招待状を受け取った人は、アリアさんから絶対に逃れられないらしい。
『恋の以心伝心ゲーム』
私たちならこんなの楽勝!
夜の学校に閉じ込められた杏樹と星七くん。
アリアさんによって開催されたのは以心伝心ゲーム。
心が通じ合っていれば簡単なはずなのに、なぜかうまくいかなくて……??
『呪いの人形』
この人形、何度捨てても戻ってくる
体調が悪くなった陽菜は、原因が突然現れた人形のせいではないかと疑いはじめる。
人形の存在が恐ろしくなって捨てることにするが、ソレはまた家に現れた。
陽菜にずっと付き纏う理由とは――。
『恐怖の鬼ごっこ』
アリアさんに招待されたのは、美亜、梨々花、優斗。小さい頃から一緒にいる幼馴染の3人。

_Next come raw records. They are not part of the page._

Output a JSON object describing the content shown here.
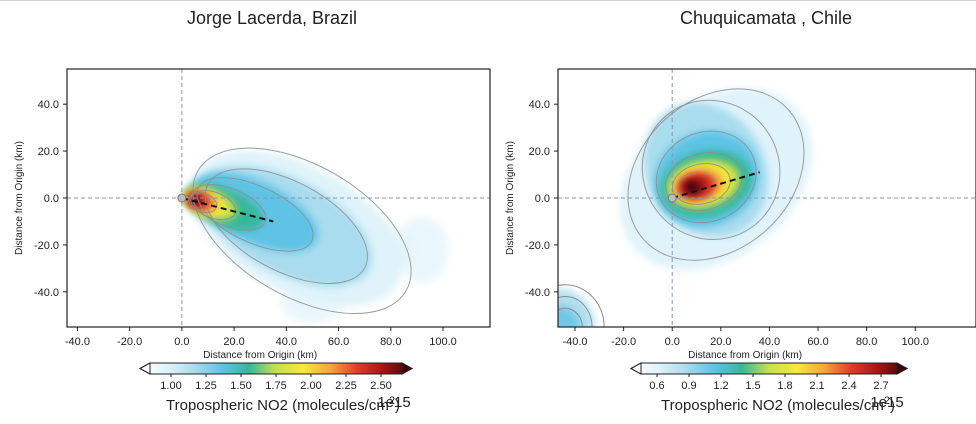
{
  "chart_data": [
    {
      "type": "heatmap",
      "title": "Jorge Lacerda, Brazil",
      "xlabel": "Distance from Origin (km)",
      "ylabel": "Distance from Origin (km)",
      "x_ticks": [
        "-40.0",
        "-20.0",
        "0.0",
        "20.0",
        "40.0",
        "60.0",
        "80.0",
        "100.0"
      ],
      "y_ticks": [
        "40.0",
        "20.0",
        "0.0",
        "-20.0",
        "-40.0"
      ],
      "xlim": [
        -44,
        118
      ],
      "ylim": [
        -55,
        55
      ],
      "grid": false,
      "origin": [
        0,
        0
      ],
      "plume_direction_line": {
        "start": [
          0,
          0
        ],
        "end": [
          35,
          -10
        ]
      },
      "hotspot_center": [
        6,
        -1
      ],
      "colorbar": {
        "label": "Tropospheric NO2 (molecules/cm",
        "label_sup": "2",
        "label_close": ")",
        "multiplier": "1e15",
        "ticks": [
          "1.00",
          "1.25",
          "1.50",
          "1.75",
          "2.00",
          "2.25",
          "2.50"
        ],
        "range": [
          0.85,
          2.65
        ]
      }
    },
    {
      "type": "heatmap",
      "title": "Chuquicamata , Chile",
      "xlabel": "Distance from Origin (km)",
      "ylabel": "Distance from Origin (km)",
      "x_ticks": [
        "-40.0",
        "-20.0",
        "0.0",
        "20.0",
        "40.0",
        "60.0",
        "80.0",
        "100.0"
      ],
      "y_ticks": [
        "40.0",
        "20.0",
        "0.0",
        "-20.0",
        "-40.0"
      ],
      "xlim": [
        -47,
        125
      ],
      "ylim": [
        -55,
        55
      ],
      "grid": false,
      "origin": [
        0,
        0
      ],
      "plume_direction_line": {
        "start": [
          0,
          0
        ],
        "end": [
          36,
          11
        ]
      },
      "hotspot_center": [
        10,
        6
      ],
      "colorbar": {
        "label": "Tropospheric NO2 (molecules/cm",
        "label_sup": "2",
        "label_close": ")",
        "multiplier": "1e15",
        "ticks": [
          "0.6",
          "0.9",
          "1.2",
          "1.5",
          "1.8",
          "2.1",
          "2.4",
          "2.7"
        ],
        "range": [
          0.45,
          2.85
        ]
      }
    }
  ],
  "colors": {
    "colormap": [
      "#ffffff",
      "#e0f3fa",
      "#a9dcee",
      "#5fc3e6",
      "#35b89a",
      "#c9e04a",
      "#f6e93a",
      "#f7a53a",
      "#e23a2a",
      "#a31214",
      "#3a0508"
    ],
    "contour_line": "#8d8d8d",
    "origin_cross": "#8797b2"
  }
}
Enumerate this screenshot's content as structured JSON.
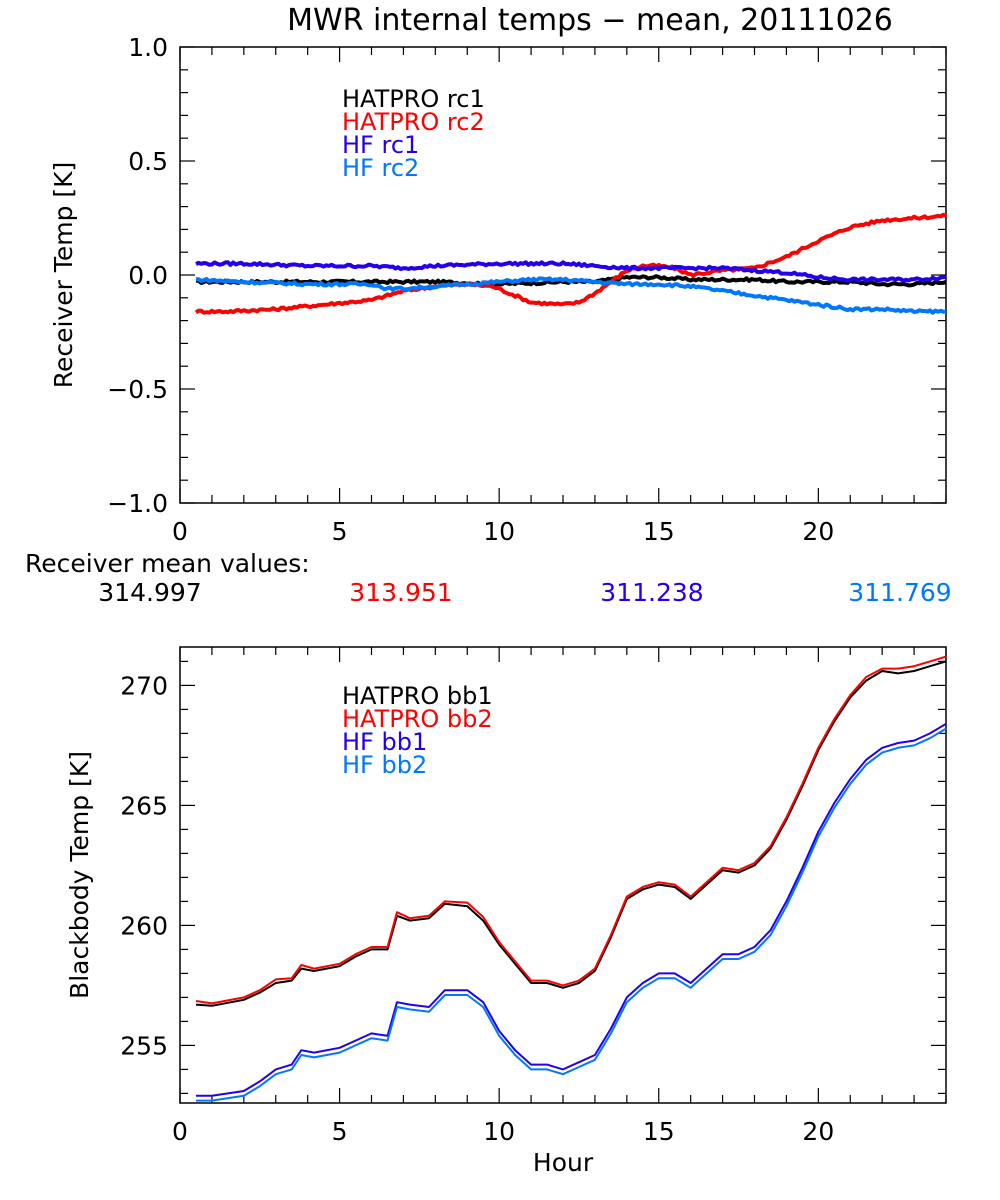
{
  "title": "MWR internal temps − mean, 20111026",
  "colors": {
    "hatpro_1": "#000000",
    "hatpro_2": "#ff0000",
    "hf_1": "#2200ee",
    "hf_2": "#0077ff"
  },
  "mean_values": {
    "label": "Receiver mean values:",
    "values": [
      {
        "name": "HATPRO rc1",
        "value": "314.997",
        "color": "#000000"
      },
      {
        "name": "HATPRO rc2",
        "value": "313.951",
        "color": "#ff0000"
      },
      {
        "name": "HF rc1",
        "value": "311.238",
        "color": "#2200ee"
      },
      {
        "name": "HF rc2",
        "value": "311.769",
        "color": "#0077ff"
      }
    ]
  },
  "chart_data": [
    {
      "type": "line",
      "title": "MWR internal temps − mean, 20111026",
      "xlabel": "",
      "ylabel": "Receiver Temp [K]",
      "xlim": [
        0,
        24
      ],
      "ylim": [
        -1.0,
        1.0
      ],
      "xticks": [
        "0",
        "5",
        "10",
        "15",
        "20"
      ],
      "xtick_values": [
        0,
        5,
        10,
        15,
        20
      ],
      "yticks": [
        "−1.0",
        "−0.5",
        "0.0",
        "0.5",
        "1.0"
      ],
      "ytick_values": [
        -1.0,
        -0.5,
        0.0,
        0.5,
        1.0
      ],
      "grid": false,
      "legend_position": "top-center",
      "series": [
        {
          "name": "HATPRO rc1",
          "color": "#000000",
          "x": [
            0.5,
            2,
            4,
            6,
            7,
            8,
            10,
            12,
            13,
            14,
            15,
            16,
            17,
            18,
            19,
            20,
            21,
            22,
            23,
            24
          ],
          "y": [
            -0.03,
            -0.03,
            -0.03,
            -0.03,
            -0.03,
            -0.03,
            -0.04,
            -0.03,
            -0.03,
            -0.01,
            -0.01,
            -0.02,
            -0.02,
            -0.02,
            -0.03,
            -0.03,
            -0.03,
            -0.04,
            -0.04,
            -0.03
          ]
        },
        {
          "name": "HATPRO rc2",
          "color": "#ff0000",
          "x": [
            0.5,
            1.5,
            3,
            4.5,
            6,
            7,
            8,
            9,
            9.8,
            10.5,
            11,
            12,
            12.5,
            13,
            13.5,
            14,
            14.5,
            15,
            15.5,
            16,
            16.5,
            17,
            18,
            19,
            20,
            21,
            22,
            23,
            24
          ],
          "y": [
            -0.16,
            -0.16,
            -0.15,
            -0.13,
            -0.11,
            -0.07,
            -0.05,
            -0.04,
            -0.05,
            -0.09,
            -0.12,
            -0.13,
            -0.12,
            -0.08,
            -0.03,
            0.02,
            0.04,
            0.04,
            0.03,
            0.0,
            0.01,
            0.02,
            0.03,
            0.08,
            0.15,
            0.21,
            0.24,
            0.25,
            0.26
          ]
        },
        {
          "name": "HF rc1",
          "color": "#2200ee",
          "x": [
            0.5,
            2,
            4,
            6,
            7,
            8,
            10,
            11,
            12,
            13,
            14,
            15,
            16,
            17,
            18,
            19,
            20,
            21,
            22,
            23,
            24
          ],
          "y": [
            0.05,
            0.05,
            0.04,
            0.04,
            0.03,
            0.04,
            0.05,
            0.05,
            0.05,
            0.04,
            0.03,
            0.03,
            0.03,
            0.03,
            0.02,
            0.01,
            -0.01,
            -0.02,
            -0.02,
            -0.02,
            -0.01
          ]
        },
        {
          "name": "HF rc2",
          "color": "#0077ff",
          "x": [
            0.5,
            2,
            4,
            6,
            6.5,
            7,
            8,
            10,
            11,
            12,
            13,
            14,
            15,
            16,
            17,
            18,
            19,
            20,
            21,
            22,
            23,
            24
          ],
          "y": [
            -0.02,
            -0.03,
            -0.04,
            -0.04,
            -0.06,
            -0.06,
            -0.05,
            -0.03,
            -0.02,
            -0.02,
            -0.03,
            -0.04,
            -0.04,
            -0.05,
            -0.07,
            -0.09,
            -0.11,
            -0.13,
            -0.15,
            -0.15,
            -0.16,
            -0.16
          ]
        }
      ]
    },
    {
      "type": "line",
      "title": "",
      "xlabel": "Hour",
      "ylabel": "Blackbody Temp [K]",
      "xlim": [
        0,
        24
      ],
      "ylim": [
        252.6,
        271.6
      ],
      "xticks": [
        "0",
        "5",
        "10",
        "15",
        "20"
      ],
      "xtick_values": [
        0,
        5,
        10,
        15,
        20
      ],
      "yticks": [
        "255",
        "260",
        "265",
        "270"
      ],
      "ytick_values": [
        255,
        260,
        265,
        270
      ],
      "grid": false,
      "legend_position": "top-center",
      "series": [
        {
          "name": "HATPRO bb1",
          "color": "#000000",
          "x": [
            0.5,
            1,
            2,
            2.5,
            3,
            3.5,
            3.8,
            4.2,
            5,
            5.5,
            6,
            6.5,
            6.8,
            7.2,
            7.8,
            8.3,
            9,
            9.5,
            10,
            10.5,
            11,
            11.5,
            12,
            12.5,
            13,
            13.5,
            14,
            14.5,
            15,
            15.5,
            16,
            16.5,
            17,
            17.5,
            18,
            18.5,
            19,
            19.5,
            20,
            20.5,
            21,
            21.5,
            22,
            22.5,
            23,
            23.5,
            24
          ],
          "y": [
            256.7,
            256.65,
            256.9,
            257.2,
            257.6,
            257.7,
            258.2,
            258.1,
            258.3,
            258.7,
            259.0,
            259.0,
            260.4,
            260.2,
            260.3,
            260.9,
            260.8,
            260.2,
            259.2,
            258.4,
            257.6,
            257.6,
            257.4,
            257.6,
            258.1,
            259.5,
            261.1,
            261.5,
            261.7,
            261.6,
            261.1,
            261.7,
            262.3,
            262.2,
            262.5,
            263.2,
            264.4,
            265.8,
            267.3,
            268.5,
            269.5,
            270.2,
            270.6,
            270.5,
            270.6,
            270.8,
            271.0
          ]
        },
        {
          "name": "HATPRO bb2",
          "color": "#ff0000",
          "x": [
            0.5,
            1,
            2,
            2.5,
            3,
            3.5,
            3.8,
            4.2,
            5,
            5.5,
            6,
            6.5,
            6.8,
            7.2,
            7.8,
            8.3,
            9,
            9.5,
            10,
            10.5,
            11,
            11.5,
            12,
            12.5,
            13,
            13.5,
            14,
            14.5,
            15,
            15.5,
            16,
            16.5,
            17,
            17.5,
            18,
            18.5,
            19,
            19.5,
            20,
            20.5,
            21,
            21.5,
            22,
            22.5,
            23,
            23.5,
            24
          ],
          "y": [
            256.85,
            256.75,
            257.0,
            257.3,
            257.75,
            257.8,
            258.35,
            258.2,
            258.4,
            258.8,
            259.1,
            259.1,
            260.55,
            260.3,
            260.4,
            261.0,
            260.95,
            260.35,
            259.3,
            258.5,
            257.7,
            257.7,
            257.5,
            257.7,
            258.2,
            259.6,
            261.2,
            261.6,
            261.8,
            261.7,
            261.2,
            261.8,
            262.4,
            262.3,
            262.6,
            263.3,
            264.5,
            265.9,
            267.4,
            268.6,
            269.6,
            270.35,
            270.7,
            270.7,
            270.8,
            271.0,
            271.2
          ]
        },
        {
          "name": "HF bb1",
          "color": "#2200ee",
          "x": [
            0.5,
            1,
            2,
            2.5,
            3,
            3.5,
            3.8,
            4.2,
            5,
            5.5,
            6,
            6.5,
            6.8,
            7.2,
            7.8,
            8.3,
            9,
            9.5,
            10,
            10.5,
            11,
            11.5,
            12,
            12.5,
            13,
            13.5,
            14,
            14.5,
            15,
            15.5,
            16,
            16.5,
            17,
            17.5,
            18,
            18.5,
            19,
            19.5,
            20,
            20.5,
            21,
            21.5,
            22,
            22.5,
            23,
            23.5,
            24
          ],
          "y": [
            252.9,
            252.9,
            253.1,
            253.5,
            254.0,
            254.2,
            254.8,
            254.7,
            254.9,
            255.2,
            255.5,
            255.4,
            256.8,
            256.7,
            256.6,
            257.3,
            257.3,
            256.8,
            255.6,
            254.8,
            254.2,
            254.2,
            254.0,
            254.3,
            254.6,
            255.7,
            257.0,
            257.6,
            258.0,
            258.0,
            257.6,
            258.2,
            258.8,
            258.8,
            259.1,
            259.8,
            261.0,
            262.4,
            263.9,
            265.1,
            266.1,
            266.9,
            267.4,
            267.6,
            267.7,
            268.0,
            268.4
          ]
        },
        {
          "name": "HF bb2",
          "color": "#0077ff",
          "x": [
            0.5,
            1,
            2,
            2.5,
            3,
            3.5,
            3.8,
            4.2,
            5,
            5.5,
            6,
            6.5,
            6.8,
            7.2,
            7.8,
            8.3,
            9,
            9.5,
            10,
            10.5,
            11,
            11.5,
            12,
            12.5,
            13,
            13.5,
            14,
            14.5,
            15,
            15.5,
            16,
            16.5,
            17,
            17.5,
            18,
            18.5,
            19,
            19.5,
            20,
            20.5,
            21,
            21.5,
            22,
            22.5,
            23,
            23.5,
            24
          ],
          "y": [
            252.7,
            252.7,
            252.9,
            253.3,
            253.8,
            254.0,
            254.6,
            254.5,
            254.7,
            255.0,
            255.3,
            255.2,
            256.6,
            256.5,
            256.4,
            257.1,
            257.1,
            256.6,
            255.4,
            254.6,
            254.0,
            254.0,
            253.8,
            254.1,
            254.4,
            255.5,
            256.8,
            257.4,
            257.8,
            257.8,
            257.4,
            258.0,
            258.6,
            258.6,
            258.9,
            259.6,
            260.8,
            262.2,
            263.7,
            264.9,
            265.9,
            266.7,
            267.2,
            267.4,
            267.5,
            267.8,
            268.2
          ]
        }
      ]
    }
  ]
}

突如アリアさんに捕まってはいけない鬼ごっこがはじまるが、美亜が置いて行かれてしまう。
仲良し3人組の幼馴染に一体何があったのか。生き残るのは一体誰――?
『招かれざる人』
新聞部の七緒は、アリアさんの記事を書こうと自ら夜の学校に忍び込む。
アリアさんが見つからず意気消沈する中、代わりに現れたのは同じ新聞部の萌香だった。
強がっていたが、夜の学校に一人でいるのが怖かった七緒はホッと安心する。
しかしそこで待ち受けていたのは、予想しない出来事だった――。
ゾクッと怖くて、ハラハラドキドキ。
最後には、ゾッとするどんでん返しがあなたを待っている。